At this point, I recommend mapping a singular field value and using the DataWeave preview to ensure we have the basic construct correct. In this example, I recommend using the job title as an output field as it is unique––so we can easily see if we have the correct output structure. Our DataWeave script should look like below, note that we are referencing the job title using “j.title” as we had called our item pointer “j”:
%dw 1.0 %output application/json --- payload.employees map ((e,empindex) -> { job:(e.*job map ((j,jobindex) -> { title:j.title })) })
In our data sample, we had three job records for this employee––we should see those same three in the preview, as follows:
[ { "job": [ { "title": "VP of Engineering" }, { "title": "Engineering Manager" }, { "title": "Engineer" } ] } ]

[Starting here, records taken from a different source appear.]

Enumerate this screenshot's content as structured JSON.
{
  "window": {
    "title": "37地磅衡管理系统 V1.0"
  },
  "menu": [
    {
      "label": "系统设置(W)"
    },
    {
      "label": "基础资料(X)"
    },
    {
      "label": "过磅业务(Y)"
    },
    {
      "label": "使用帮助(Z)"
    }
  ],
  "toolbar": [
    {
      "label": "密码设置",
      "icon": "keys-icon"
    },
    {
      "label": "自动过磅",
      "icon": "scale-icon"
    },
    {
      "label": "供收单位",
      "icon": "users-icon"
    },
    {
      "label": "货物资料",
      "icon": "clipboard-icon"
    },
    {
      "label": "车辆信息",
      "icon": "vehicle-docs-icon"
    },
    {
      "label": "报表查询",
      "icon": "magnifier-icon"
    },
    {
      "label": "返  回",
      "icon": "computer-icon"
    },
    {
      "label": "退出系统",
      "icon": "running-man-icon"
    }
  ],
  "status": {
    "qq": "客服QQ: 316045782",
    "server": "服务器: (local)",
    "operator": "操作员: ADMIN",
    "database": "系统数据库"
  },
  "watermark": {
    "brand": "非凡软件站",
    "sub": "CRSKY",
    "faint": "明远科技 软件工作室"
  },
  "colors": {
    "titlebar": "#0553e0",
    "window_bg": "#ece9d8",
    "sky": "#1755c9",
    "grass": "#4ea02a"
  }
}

Once we have confirmed we have the correct structure, we can continue mapping the rest of the fields. As we labeled our list item pointers uniquely we can easily reference data fields from anywhere in the input payload using the right pointer. In my output I needed to output a mix of values from the job and employee into a list of job records:
%dw 1.0 %output application/json --- payload.employees map ((e,empindex) -> { job:(e.*job map ((j,jobindex) -> { id : e.id, name: e.name, dob: e.name, (end_date:j.end_date) when (j.end_date?), title:j.title, start_date:j.start_date })) })
In the interest of being tidy with my output JSON, I also used the “when” clause to prevent my output from containing a null “end_date” value for the latest job that the employee currently holds. Once complete this DataWeave now outputs the structure I was after:
[ { "job": [ { "id": "1234", "name": "Doe, John", "dob": "Doe, John", "title": "VP of Engineering", "start_date": "08/20/2008" }, { "id": "1234", "name": "Doe, John", "dob": "Doe, John", "end_date": "08/20/2009", "title": "Engineering Manager", "start_date": "06/13/2004" }, { "id": "1234", "name": "Doe, John", "dob": "Doe, John", "end_date": "06/12/2004", "title": "Engineer", "start_date": "04/05/1997" } ] } ]
In summary, in order to avoid getting caught up in the pointer confusion you have to label the pointers to list items as part of your map definition when using DataWeave. This technique can be applied to any number of nested lists and will make life much simpler when trying to output fields from different inner and outer loop(s).